I, on the other hand, want to keep going. I guess I love this type of interaction.
It gets me thinking and pushing toward what I can do to help teachers, students, and the community.
So, what does it do for other teachers?
Should I worry about them and what they want to do to help others like I do?
Yes, I should. What they do or don't do hurts me indirectly. If teachers take risks and blend more tools into their instruction, then I have a job to help them be better at what tools to use and how to use them better. If teachers don't take risks, then I must walk a fine line of what to say, how much to push, and when to hold back. I'm not impressed with teachers who take the low hanging fruit and do just enough to get by. At the same time, I must realize I don't know them or their circumstances nor see their whole picture.

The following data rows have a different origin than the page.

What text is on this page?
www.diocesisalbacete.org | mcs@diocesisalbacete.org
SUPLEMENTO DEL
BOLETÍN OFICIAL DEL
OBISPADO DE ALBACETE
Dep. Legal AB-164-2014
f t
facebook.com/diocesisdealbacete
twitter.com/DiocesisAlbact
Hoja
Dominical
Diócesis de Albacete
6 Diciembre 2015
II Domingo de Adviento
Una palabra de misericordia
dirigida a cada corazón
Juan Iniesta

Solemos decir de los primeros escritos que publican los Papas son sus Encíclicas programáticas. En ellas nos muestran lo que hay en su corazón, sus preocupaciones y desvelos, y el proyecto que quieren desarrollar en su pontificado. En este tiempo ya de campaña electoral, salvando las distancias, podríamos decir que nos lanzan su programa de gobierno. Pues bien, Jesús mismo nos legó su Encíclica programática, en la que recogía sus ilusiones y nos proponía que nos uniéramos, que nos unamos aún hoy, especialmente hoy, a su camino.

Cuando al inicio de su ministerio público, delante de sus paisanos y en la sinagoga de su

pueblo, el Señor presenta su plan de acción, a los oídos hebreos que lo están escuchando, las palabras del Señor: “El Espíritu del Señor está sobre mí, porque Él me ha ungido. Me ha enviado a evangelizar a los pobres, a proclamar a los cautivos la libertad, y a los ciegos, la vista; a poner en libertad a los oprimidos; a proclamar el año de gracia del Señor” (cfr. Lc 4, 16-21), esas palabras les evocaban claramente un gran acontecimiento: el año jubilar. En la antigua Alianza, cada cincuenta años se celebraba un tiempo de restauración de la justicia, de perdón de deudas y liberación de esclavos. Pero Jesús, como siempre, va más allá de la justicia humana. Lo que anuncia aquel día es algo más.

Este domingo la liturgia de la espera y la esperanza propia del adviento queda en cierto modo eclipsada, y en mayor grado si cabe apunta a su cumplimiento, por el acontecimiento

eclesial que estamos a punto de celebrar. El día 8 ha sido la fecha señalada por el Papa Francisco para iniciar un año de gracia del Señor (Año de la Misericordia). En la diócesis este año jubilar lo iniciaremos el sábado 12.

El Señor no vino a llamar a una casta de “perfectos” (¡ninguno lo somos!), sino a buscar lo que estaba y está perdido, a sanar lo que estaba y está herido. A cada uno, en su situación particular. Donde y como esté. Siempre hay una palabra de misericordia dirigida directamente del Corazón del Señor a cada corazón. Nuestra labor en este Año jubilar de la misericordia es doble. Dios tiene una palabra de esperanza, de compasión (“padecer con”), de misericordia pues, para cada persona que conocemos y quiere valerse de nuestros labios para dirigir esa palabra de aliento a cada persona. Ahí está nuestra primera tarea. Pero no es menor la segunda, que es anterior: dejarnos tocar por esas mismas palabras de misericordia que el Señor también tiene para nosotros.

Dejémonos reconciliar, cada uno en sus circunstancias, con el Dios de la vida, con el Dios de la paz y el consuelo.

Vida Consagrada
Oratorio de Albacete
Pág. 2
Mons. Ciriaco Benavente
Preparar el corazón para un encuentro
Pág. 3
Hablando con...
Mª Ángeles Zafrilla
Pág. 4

No, I shouldn't. They are grown folks and have had time to grow and be better at their jobs and in life. Their morals and values are not mine. They do not have the same background experiences as I do, therefore I can't put my own morals and values on them and expect them to follow them. They are responsible for themselves. (An attitude I should have learned in Kindergarten and still learning.)
Balance is needed. I must walk that fine line of what to say and do as well as when to jump far off the path and know when to do either.
That balance must be struck in the relationships I need to build with teachers. They can not nor will not respect me right when I meet them. Respect has to be earned through a consistent and meaningful relationship. That is what I need to do.
What do you do to bring balance in your educational life and the stress it brings?